News - 24.10.2017
Abdelhamid Jelassi, le récidiviste du « vol savoureux »
En trois volumes déjà publiés, Abdelhamid Jelassi, dirigeant de premier plan au sein d’Ennahdha, depuis ses années lycéennes puis estudiantines, n’a pas encore épuisé ses «Carnets de l’avant révolution », ni cessé de tenir en haleine ses lecteurs. Dans sa série « Moisson de l’absence », amorcée avec son récit intitulé « La petite main ne ment pas », paru en 2016, puis « Les martyrs rédigent la Constitution », publié début 2017, il revient, dans ce troisième tome sur la longue épreuve carcérale entre 1991 et 2007. Sous le titre de « Le vol savoureux », il publie des notes d’analyse, rédigées dans la redoutable prison d’El Houareb, entre le 18 mars et le 22 juillet 2002, et envoyées clandestinement aux siens, à la faveur de mille détours.
L’acte d’écrire en prison pour un détenu politique, explique cet ingénieur principal chimiste, longtemps chargé de l’appareil et des structures, au sein d’Ennahdha, passe par une série de gestations, les tripes nouées. D’abord, la décision d’écrire et du choix du sujet. Puis, s’assurer de l’opportunité, de son aboutissement, de ses risques. Mais, encore, de sécuriser les conditions de la rédaction, pour ne pas être dénoncé et puni. La quatrième séquence est celle de faire passer le texte à l’extérieur. Puis, de s’assurer qu’il a été bien reçu par son destinataire direct et, enfin, en sixième et ultime étape, par son destinataire final qui lui donnera la diffusion escomptée.
Ce qui distingue les notes d’Abdelhamid Jelassi de la plupart des récits de captivité, c’est l’analyse qu’il fait du système carcéral et de ses conditions de vie et de traitement des prisonniers. L’auteur recense dans le premier « rapport » des exemples d’exactions perpétrées contre des détenus à El Houareb. Il s’approfondira ensuite dans l’analyse de la politique des autorités contre les prisonniers politiques : les étapes, les objectifs, le contenu et les organes d’exécution, ainsi que la typologie des gardiens, gradés, et hauts gradés, de l’Administration pénitentiaire et de la DST.

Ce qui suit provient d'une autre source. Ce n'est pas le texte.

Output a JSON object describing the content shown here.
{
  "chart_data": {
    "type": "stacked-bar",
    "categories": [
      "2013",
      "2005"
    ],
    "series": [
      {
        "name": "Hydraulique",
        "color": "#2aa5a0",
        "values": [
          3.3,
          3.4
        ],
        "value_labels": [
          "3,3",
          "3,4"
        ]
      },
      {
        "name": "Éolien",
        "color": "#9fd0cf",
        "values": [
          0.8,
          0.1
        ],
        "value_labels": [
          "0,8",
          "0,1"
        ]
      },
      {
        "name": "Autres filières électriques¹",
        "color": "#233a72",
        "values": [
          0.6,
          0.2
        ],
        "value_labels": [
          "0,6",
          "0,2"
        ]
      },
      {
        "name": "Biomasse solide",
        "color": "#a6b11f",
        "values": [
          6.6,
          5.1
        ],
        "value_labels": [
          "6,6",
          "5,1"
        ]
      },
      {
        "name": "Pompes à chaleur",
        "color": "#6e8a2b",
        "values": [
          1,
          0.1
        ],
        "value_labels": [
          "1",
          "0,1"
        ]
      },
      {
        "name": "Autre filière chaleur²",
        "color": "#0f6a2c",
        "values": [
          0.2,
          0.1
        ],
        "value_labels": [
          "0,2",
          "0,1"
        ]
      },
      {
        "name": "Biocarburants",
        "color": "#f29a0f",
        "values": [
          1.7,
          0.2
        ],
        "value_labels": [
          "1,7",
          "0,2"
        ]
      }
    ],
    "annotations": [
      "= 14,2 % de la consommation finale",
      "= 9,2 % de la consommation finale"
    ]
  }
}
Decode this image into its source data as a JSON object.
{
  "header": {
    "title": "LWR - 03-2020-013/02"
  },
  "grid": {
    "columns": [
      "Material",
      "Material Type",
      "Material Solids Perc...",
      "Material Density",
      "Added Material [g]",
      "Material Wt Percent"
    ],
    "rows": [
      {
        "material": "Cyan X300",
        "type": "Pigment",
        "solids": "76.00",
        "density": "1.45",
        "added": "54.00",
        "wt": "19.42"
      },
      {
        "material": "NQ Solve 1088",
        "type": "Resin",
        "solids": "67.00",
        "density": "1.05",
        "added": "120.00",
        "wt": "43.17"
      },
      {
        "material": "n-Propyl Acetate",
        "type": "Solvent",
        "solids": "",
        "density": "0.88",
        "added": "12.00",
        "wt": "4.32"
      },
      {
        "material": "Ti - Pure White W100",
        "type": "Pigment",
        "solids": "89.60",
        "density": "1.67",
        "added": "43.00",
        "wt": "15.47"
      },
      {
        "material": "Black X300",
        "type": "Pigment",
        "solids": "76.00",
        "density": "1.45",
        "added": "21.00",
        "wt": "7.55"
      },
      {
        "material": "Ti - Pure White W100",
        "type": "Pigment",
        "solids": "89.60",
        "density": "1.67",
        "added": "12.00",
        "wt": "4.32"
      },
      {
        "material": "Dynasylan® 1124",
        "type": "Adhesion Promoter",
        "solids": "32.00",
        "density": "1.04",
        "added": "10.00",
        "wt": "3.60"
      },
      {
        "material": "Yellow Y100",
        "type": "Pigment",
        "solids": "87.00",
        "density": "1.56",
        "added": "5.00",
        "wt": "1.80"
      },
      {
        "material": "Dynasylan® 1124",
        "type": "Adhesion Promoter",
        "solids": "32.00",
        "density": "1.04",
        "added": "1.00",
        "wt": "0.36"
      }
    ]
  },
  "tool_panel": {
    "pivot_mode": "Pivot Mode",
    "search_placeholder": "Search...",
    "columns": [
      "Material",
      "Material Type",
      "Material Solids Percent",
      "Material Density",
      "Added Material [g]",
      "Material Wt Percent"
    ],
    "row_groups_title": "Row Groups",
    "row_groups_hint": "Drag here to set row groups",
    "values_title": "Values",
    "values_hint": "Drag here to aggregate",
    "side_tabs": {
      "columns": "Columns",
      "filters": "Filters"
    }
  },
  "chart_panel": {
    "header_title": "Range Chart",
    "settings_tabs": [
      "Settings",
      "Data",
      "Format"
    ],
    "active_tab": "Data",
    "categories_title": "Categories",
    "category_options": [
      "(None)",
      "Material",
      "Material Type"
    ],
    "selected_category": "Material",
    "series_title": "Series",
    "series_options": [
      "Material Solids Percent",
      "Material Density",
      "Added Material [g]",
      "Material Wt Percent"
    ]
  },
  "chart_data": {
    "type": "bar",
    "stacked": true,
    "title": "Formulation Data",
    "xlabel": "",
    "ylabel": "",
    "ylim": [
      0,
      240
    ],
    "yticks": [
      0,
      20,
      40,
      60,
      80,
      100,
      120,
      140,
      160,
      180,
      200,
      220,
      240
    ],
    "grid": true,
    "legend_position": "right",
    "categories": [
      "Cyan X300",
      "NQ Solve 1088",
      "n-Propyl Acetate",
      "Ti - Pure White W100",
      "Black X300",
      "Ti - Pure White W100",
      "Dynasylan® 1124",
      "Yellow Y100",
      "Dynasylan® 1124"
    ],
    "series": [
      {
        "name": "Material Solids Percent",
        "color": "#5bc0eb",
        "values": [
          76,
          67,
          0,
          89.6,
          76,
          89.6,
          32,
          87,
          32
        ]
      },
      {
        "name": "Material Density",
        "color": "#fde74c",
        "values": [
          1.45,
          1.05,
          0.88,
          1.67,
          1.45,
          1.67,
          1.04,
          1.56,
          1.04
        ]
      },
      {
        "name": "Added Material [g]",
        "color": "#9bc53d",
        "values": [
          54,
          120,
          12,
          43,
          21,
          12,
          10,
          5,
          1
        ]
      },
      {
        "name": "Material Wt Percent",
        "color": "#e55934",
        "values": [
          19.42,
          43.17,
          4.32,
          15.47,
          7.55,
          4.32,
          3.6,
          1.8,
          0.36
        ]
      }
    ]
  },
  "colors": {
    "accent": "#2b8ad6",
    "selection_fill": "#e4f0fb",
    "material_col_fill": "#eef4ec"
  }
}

En connaisseur pour les avoir a bien expérimentées, Jelassi établit la comparaison entre la détention en isolement et celle mixte. Il s’attardera sur les différents centres d’intérêt et les préoccupations des détenus islamistes derrière les murs, avant de livrer son récit de la résistance des islamistes dans les prisons de Ben Ali, restituant ses formes et ses ressorts. La dernière note est consacrée à l’analyse de la fonction de réhabilitation à l’intérieur des prisons et sa performance par rapport à la récidive.
L’ingénieur scientifique se révèle également un narrateur de talent, ne se contentant pas uniquement d’évaluer les systèmes, mais nourrissant ses textes d’exemples, de témoignages, d’anecdotes et de cauchemars. Le récit qu’il rapporte à chaud des discussions internes, de l’autocritique pratiquée par des dirigeants, et de la prospective des nouvelles options pouvant s’offrir, constitueront un matériau utiles aux chercheurs et aux historiens. Abdelhamid Jelassi le souligne d’ailleurs en mentionnant que nombre des documents qu’il avait rédigés et récupérés après sa libération en 2002, serviront de base à sa propre contribution aux travaux d’évaluation engagés au sein de la direction d’Ennahdha, avant la révolution, à, partir de 2005, puis depuis 2007.
Un document qui lève un coin de voile sur une expérience à étudier.
Le vol savoureux
Lectures évadées autour de l’expérience carcérales des Islamistes, Tunisie, 1991 - 2002
D’Abdelhamid Jelassi
Editions Sotumédias, 2017, 140 p. 18 DT.